# Norm's ZCI is back!!



## Cabletech1 (Oct 13, 2012)

In case you all haven't seen it, this company is selling these aluminum inserts like New Yankee Workshop's Norm Abrams used. It was off the market for a while and now is back.

I've bought one and they are amazing. Get one while you can!

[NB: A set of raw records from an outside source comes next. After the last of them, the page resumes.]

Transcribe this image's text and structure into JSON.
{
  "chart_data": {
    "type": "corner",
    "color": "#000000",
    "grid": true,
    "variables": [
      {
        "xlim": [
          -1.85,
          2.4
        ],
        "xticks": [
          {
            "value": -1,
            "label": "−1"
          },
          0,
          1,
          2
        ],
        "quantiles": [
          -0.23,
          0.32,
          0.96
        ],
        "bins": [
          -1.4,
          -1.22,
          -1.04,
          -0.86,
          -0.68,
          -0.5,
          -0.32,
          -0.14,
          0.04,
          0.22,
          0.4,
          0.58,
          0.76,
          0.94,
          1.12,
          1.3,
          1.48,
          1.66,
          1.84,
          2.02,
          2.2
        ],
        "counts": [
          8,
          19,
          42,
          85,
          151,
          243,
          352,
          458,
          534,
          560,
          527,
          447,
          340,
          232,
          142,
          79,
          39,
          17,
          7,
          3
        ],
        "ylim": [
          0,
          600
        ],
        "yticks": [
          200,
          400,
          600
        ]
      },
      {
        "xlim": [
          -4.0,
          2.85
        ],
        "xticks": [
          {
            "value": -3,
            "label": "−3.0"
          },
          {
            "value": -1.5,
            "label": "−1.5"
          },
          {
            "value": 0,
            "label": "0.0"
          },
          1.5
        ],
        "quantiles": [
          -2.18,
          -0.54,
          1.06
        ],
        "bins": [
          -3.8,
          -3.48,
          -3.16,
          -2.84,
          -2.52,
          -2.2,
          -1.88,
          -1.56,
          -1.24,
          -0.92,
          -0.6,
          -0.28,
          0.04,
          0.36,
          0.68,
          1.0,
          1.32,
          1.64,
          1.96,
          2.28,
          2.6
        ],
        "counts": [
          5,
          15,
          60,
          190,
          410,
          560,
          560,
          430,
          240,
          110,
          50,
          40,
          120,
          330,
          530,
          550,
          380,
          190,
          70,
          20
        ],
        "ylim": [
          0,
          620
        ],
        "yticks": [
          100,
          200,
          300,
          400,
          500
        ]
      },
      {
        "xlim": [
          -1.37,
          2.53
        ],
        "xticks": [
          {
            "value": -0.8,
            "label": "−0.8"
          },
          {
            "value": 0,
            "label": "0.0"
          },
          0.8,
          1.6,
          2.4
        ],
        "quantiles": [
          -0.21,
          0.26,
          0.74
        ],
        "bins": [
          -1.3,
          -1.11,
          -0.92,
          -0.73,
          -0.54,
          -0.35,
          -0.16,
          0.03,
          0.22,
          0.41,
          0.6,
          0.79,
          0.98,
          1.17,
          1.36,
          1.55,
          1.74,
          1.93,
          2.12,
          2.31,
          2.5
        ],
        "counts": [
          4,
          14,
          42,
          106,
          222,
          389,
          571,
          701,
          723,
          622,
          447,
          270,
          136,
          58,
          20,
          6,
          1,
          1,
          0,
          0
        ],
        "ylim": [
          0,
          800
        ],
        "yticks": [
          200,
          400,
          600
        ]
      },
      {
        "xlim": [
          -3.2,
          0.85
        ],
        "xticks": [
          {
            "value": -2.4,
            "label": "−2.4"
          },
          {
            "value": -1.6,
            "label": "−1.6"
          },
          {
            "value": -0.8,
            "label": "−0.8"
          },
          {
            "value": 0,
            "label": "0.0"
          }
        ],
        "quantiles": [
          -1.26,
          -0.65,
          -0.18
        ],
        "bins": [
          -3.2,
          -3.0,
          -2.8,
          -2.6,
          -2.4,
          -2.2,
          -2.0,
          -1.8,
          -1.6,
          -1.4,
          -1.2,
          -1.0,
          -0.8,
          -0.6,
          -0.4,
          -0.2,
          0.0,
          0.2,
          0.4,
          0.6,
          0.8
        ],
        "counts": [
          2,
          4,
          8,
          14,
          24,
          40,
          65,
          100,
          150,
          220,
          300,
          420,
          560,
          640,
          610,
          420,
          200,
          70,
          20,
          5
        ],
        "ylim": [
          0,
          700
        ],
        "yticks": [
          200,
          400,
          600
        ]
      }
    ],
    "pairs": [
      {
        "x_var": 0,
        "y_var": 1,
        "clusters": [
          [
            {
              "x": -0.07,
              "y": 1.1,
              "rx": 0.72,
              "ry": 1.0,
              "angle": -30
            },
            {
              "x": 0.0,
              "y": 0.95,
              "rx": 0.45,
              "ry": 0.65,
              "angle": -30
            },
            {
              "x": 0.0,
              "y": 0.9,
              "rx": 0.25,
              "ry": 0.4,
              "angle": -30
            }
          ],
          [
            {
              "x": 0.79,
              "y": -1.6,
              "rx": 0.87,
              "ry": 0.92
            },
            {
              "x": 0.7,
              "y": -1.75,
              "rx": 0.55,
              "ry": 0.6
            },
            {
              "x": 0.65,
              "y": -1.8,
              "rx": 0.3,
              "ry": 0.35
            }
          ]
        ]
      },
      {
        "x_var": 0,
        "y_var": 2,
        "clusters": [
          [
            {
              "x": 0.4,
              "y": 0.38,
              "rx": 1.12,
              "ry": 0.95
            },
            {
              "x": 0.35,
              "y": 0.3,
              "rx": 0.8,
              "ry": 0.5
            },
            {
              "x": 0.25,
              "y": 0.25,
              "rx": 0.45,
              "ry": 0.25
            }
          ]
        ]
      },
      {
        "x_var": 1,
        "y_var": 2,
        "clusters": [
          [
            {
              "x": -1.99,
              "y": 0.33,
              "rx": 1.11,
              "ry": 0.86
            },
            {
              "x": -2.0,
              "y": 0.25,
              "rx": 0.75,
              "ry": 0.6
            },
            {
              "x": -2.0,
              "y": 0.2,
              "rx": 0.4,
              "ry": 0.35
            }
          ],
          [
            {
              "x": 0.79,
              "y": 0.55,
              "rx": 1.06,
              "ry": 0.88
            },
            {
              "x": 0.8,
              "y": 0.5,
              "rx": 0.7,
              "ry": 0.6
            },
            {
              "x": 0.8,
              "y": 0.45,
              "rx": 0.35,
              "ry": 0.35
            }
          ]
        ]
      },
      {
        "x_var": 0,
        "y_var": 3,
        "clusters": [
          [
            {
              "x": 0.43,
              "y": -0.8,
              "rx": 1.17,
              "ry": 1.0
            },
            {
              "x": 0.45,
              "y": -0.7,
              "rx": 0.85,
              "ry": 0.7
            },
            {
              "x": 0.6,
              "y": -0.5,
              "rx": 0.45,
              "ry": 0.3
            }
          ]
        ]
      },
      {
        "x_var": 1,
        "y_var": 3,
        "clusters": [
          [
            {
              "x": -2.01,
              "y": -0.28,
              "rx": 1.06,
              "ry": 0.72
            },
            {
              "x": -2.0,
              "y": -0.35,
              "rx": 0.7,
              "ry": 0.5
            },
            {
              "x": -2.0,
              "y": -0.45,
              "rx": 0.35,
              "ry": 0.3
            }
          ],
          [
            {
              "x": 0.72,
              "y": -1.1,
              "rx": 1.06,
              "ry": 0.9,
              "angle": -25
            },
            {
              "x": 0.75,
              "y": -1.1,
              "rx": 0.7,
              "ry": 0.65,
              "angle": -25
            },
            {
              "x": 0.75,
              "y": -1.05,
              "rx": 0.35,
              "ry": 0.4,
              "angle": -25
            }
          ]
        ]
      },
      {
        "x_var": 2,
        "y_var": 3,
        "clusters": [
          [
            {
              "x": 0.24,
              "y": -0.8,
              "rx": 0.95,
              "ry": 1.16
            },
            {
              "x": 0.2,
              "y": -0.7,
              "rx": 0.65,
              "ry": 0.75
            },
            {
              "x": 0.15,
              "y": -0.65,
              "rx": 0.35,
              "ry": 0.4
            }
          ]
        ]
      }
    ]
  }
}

http://www.amazon.com/Zero-Clearance-Throat-Plate-Insert-Unisaw/dp/B008SYZ6ZO/ref=sr_1_1?s=hi&ie=UTF8&qid=1348270419&sr=1-1&keywords=Colli-Beck


----------



## mloy365 (Oct 30, 2009)

Thanks 4 the post. I just added it to my wish list.


----------



## Cabletech1 (Oct 13, 2012)

No problem. I looked for a long time for one of these and finally found it. I just wanted to let someone else know they were available.


----------



## MrRon (Jul 9, 2009)

$95 for a ZCI. You gotta be kidding. If you can't make a ZCI yourself, you should take up a different hobby; off course if money is no object and time is money.


----------



## NiteWalker (May 7, 2011)

That is pricey. If it wasn't so easy to do the same thing yourself with a shop made insert I'd be tempted. But like I said in the other thread, a $20 leecraft phenolic insert and an afternoon and you can have the same thing.

Some things I'll buy (I just grabbed an incra ibox), but something so easily made shouldn't be priced this high.


----------